Eine fundamentale Änderung der Marktdynamik hin zu einem Markt, bei dem die Macht beim Kunden, also den Automobilherstellern liegt, ließe sich wohl nur mit einer Investition von 40 bis 50 Milliarden Euro erreichen. Mit Subventionen allein wird das nicht zu schaffen sein.

Die Chinesen haben extrem strenge Vorschriften zur Elektrifizierung des Verkehrs erlassen. Das geschah sicherlich auch für die Luftreinheit in den vom Smog geplagten Städten. Vor allem aber war es den Chinesen im „klassischen“ Automobilsektor nicht gelungen, technologisch zu den über viele Jahrzehnte etablierten Fahrzeugherstellern aufzuschließen. Ihre Entscheidung zur Elektrifizierung war deshalb auch knallharte Industriepolitik, um einen Neustart in diesem Markt zu erzwingen.

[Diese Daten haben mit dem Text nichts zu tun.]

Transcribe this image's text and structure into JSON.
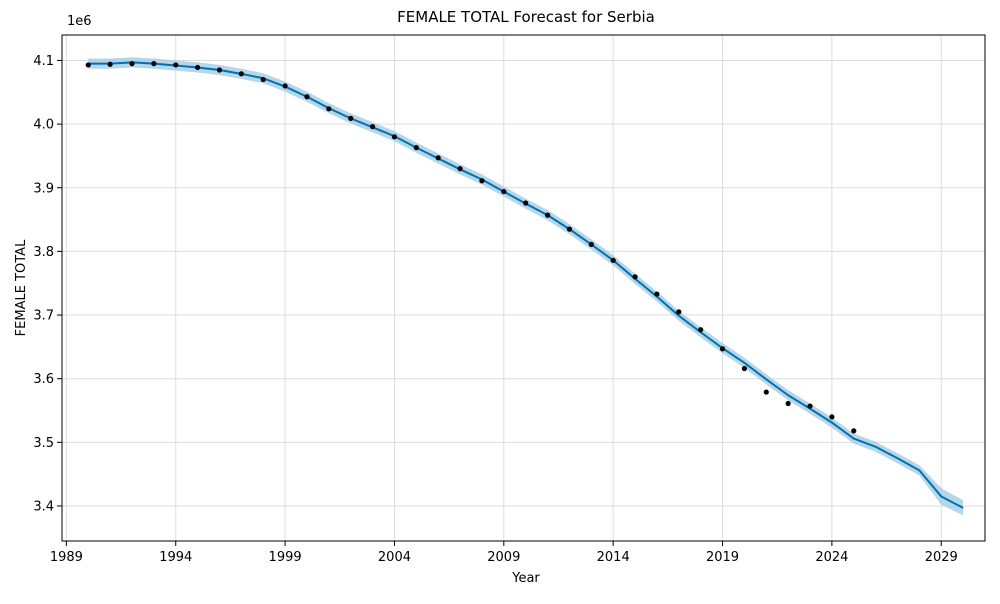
{
  "chart_data": {
    "type": "line",
    "title": "FEMALE TOTAL Forecast for Serbia",
    "xlabel": "Year",
    "ylabel": "FEMALE TOTAL",
    "y_offset_label": "1e6",
    "x_ticks": [
      1989,
      1994,
      1999,
      2004,
      2009,
      2014,
      2019,
      2024,
      2029
    ],
    "y_ticks": [
      3.4,
      3.5,
      3.6,
      3.7,
      3.8,
      3.9,
      4.0,
      4.1
    ],
    "xlim": [
      1988.8,
      2031.0
    ],
    "ylim": [
      3.345,
      4.14
    ],
    "grid": true,
    "colors": {
      "forecast_line": "#0072B2",
      "interval_fill": "#9ecae1",
      "actual_points": "#000000",
      "grid": "#dddddd"
    },
    "series": [
      {
        "kind": "forecast",
        "x": [
          1990,
          1991,
          1992,
          1993,
          1994,
          1995,
          1996,
          1997,
          1998,
          1999,
          2000,
          2001,
          2002,
          2003,
          2004,
          2005,
          2006,
          2007,
          2008,
          2009,
          2010,
          2011,
          2012,
          2013,
          2014,
          2015,
          2016,
          2017,
          2018,
          2019,
          2020,
          2021,
          2022,
          2023,
          2024,
          2025,
          2026,
          2027,
          2028,
          2029,
          2030
        ],
        "y": [
          4.095,
          4.095,
          4.097,
          4.095,
          4.092,
          4.089,
          4.085,
          4.079,
          4.072,
          4.059,
          4.043,
          4.025,
          4.009,
          3.995,
          3.981,
          3.963,
          3.946,
          3.929,
          3.913,
          3.894,
          3.875,
          3.857,
          3.835,
          3.811,
          3.786,
          3.757,
          3.729,
          3.699,
          3.673,
          3.648,
          3.625,
          3.599,
          3.574,
          3.553,
          3.531,
          3.506,
          3.493,
          3.475,
          3.456,
          3.415,
          3.397
        ],
        "lower": [
          4.087,
          4.087,
          4.089,
          4.087,
          4.084,
          4.081,
          4.077,
          4.071,
          4.064,
          4.051,
          4.035,
          4.017,
          4.001,
          3.987,
          3.973,
          3.955,
          3.938,
          3.921,
          3.905,
          3.886,
          3.867,
          3.849,
          3.827,
          3.803,
          3.778,
          3.749,
          3.721,
          3.691,
          3.665,
          3.64,
          3.617,
          3.591,
          3.566,
          3.545,
          3.523,
          3.498,
          3.485,
          3.467,
          3.448,
          3.402,
          3.385
        ],
        "upper": [
          4.103,
          4.103,
          4.105,
          4.103,
          4.1,
          4.097,
          4.093,
          4.087,
          4.08,
          4.067,
          4.051,
          4.033,
          4.017,
          4.003,
          3.989,
          3.971,
          3.954,
          3.937,
          3.921,
          3.902,
          3.883,
          3.865,
          3.843,
          3.819,
          3.794,
          3.765,
          3.737,
          3.707,
          3.681,
          3.656,
          3.633,
          3.607,
          3.582,
          3.561,
          3.539,
          3.514,
          3.501,
          3.483,
          3.464,
          3.428,
          3.409
        ]
      },
      {
        "kind": "actual",
        "x": [
          1990,
          1991,
          1992,
          1993,
          1994,
          1995,
          1996,
          1997,
          1998,
          1999,
          2000,
          2001,
          2002,
          2003,
          2004,
          2005,
          2006,
          2007,
          2008,
          2009,
          2010,
          2011,
          2012,
          2013,
          2014,
          2015,
          2016,
          2017,
          2018,
          2019,
          2020,
          2021,
          2022,
          2023,
          2024,
          2025
        ],
        "y": [
          4.093,
          4.094,
          4.095,
          4.095,
          4.093,
          4.089,
          4.085,
          4.079,
          4.07,
          4.06,
          4.043,
          4.024,
          4.009,
          3.996,
          3.98,
          3.963,
          3.947,
          3.93,
          3.911,
          3.894,
          3.876,
          3.857,
          3.835,
          3.811,
          3.786,
          3.76,
          3.733,
          3.705,
          3.677,
          3.647,
          3.616,
          3.579,
          3.561,
          3.557,
          3.54,
          3.518
        ]
      }
    ]
  }
}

Aktives Marktdesign notwendig

Wenn wir einen „Game Changer“ wollen, indem wir den Charakter dieses Marktes verändern, müssen wir klotzen statt kleckern, Herrn Altmaiers „Milliärdchen“ an Subventionen wird da nicht genügen. Was in der Automobilindustrie vor sich geht, ist eine staatlich verordnete Disruption. Es ist daher legitim, wenn der Staat ebenfalls in geeigneter Weise eingreift, um eine der Säulen unserer Wirtschaft zu stützen.

Das Kartellrecht macht industrieweite Kooperationen und eine gezielte Koordination von Entwicklungsaktivitäten leider äußerst schwierig. Deshalb muss der Staat ein aktives Market Design betreiben. Ein Weg wäre, die europäischen Hersteller oder Verkäufer von Verbrennungsmotoren anteilsmäßig zu einer Beteiligung an einem Konsortium zu verpflichten, das in riesige Batteriefabriken investiert. Der Staat könnte sich dann auf billige Kredite beschränken. Die Automobilhersteller würden so entweder an der Elektrifizierung mitverdienen oder vom zunehmenden Preisverfall der Zellen profitieren.

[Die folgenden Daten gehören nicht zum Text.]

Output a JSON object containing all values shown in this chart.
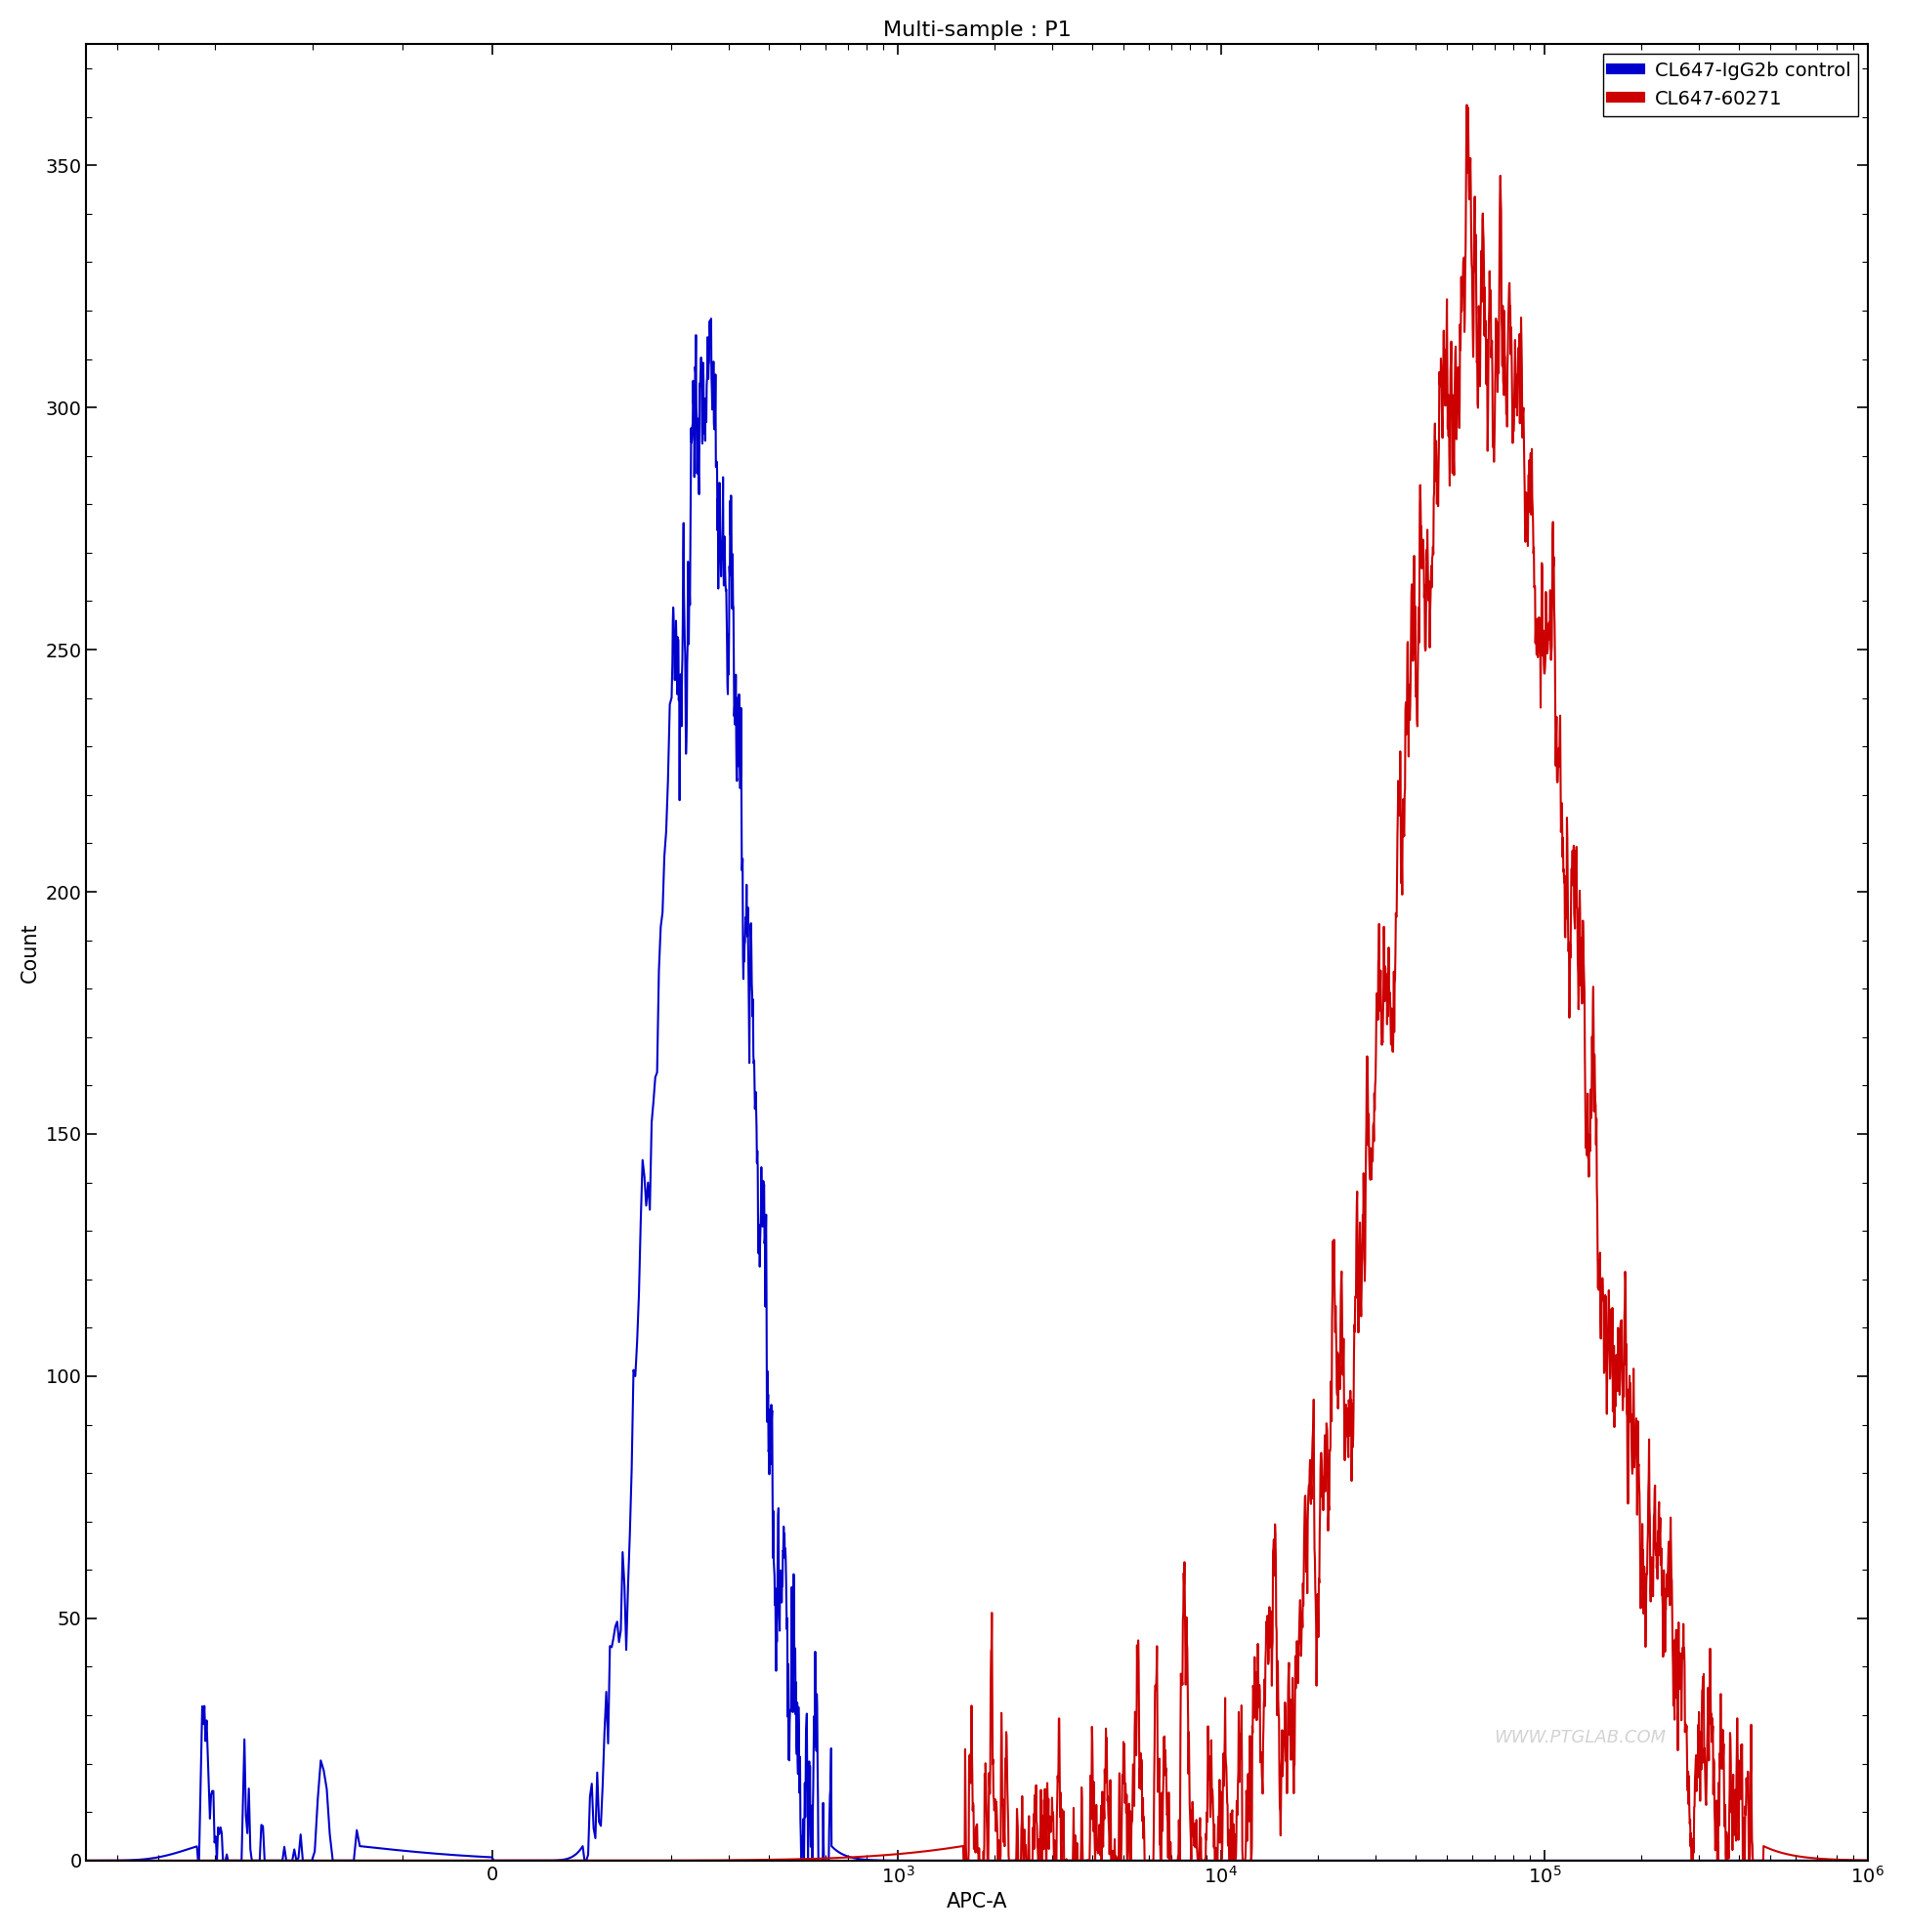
{
  "title": "Multi-sample : P1",
  "xlabel": "APC-A",
  "ylabel": "Count",
  "ylim_min": 0,
  "ylim_max": 375,
  "yticks": [
    0,
    50,
    100,
    150,
    200,
    250,
    300,
    350
  ],
  "blue_label": "CL647-IgG2b control",
  "red_label": "CL647-60271",
  "blue_color": "#0000cc",
  "red_color": "#cc0000",
  "line_width": 1.5,
  "background_color": "#ffffff",
  "watermark": "WWW.PTGLAB.COM",
  "title_fontsize": 16,
  "axis_fontsize": 15,
  "tick_fontsize": 14,
  "legend_fontsize": 14,
  "symlog_linthresh": 200,
  "symlog_linscale": 0.5
}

Noch konsequenter wäre es, Alternativtechnologien zu fördern oder als Staat zumindest Technologieneutralität zu verteidigen. Es spricht ohnehin viel für die wasserstoffbasierte Brennstoffzelle. Ökonomisch gesehen würde hier eine Förderung wie ein Ausbau des Seewegs zur Umgehung der Alpen im Mittelalter wirken.

Wenn wir uns jedoch, so wie das viele Stimmen jetzt fordern, gesetzlich auf die Elektrifizierung des Automobilverkehrs festlegen, ist das so, als würde man den mittelalterlichen Händlern vorschreiben, dauerhaft den Landweg, direkt vorbei an den Raubritterburgen, zu nehmen.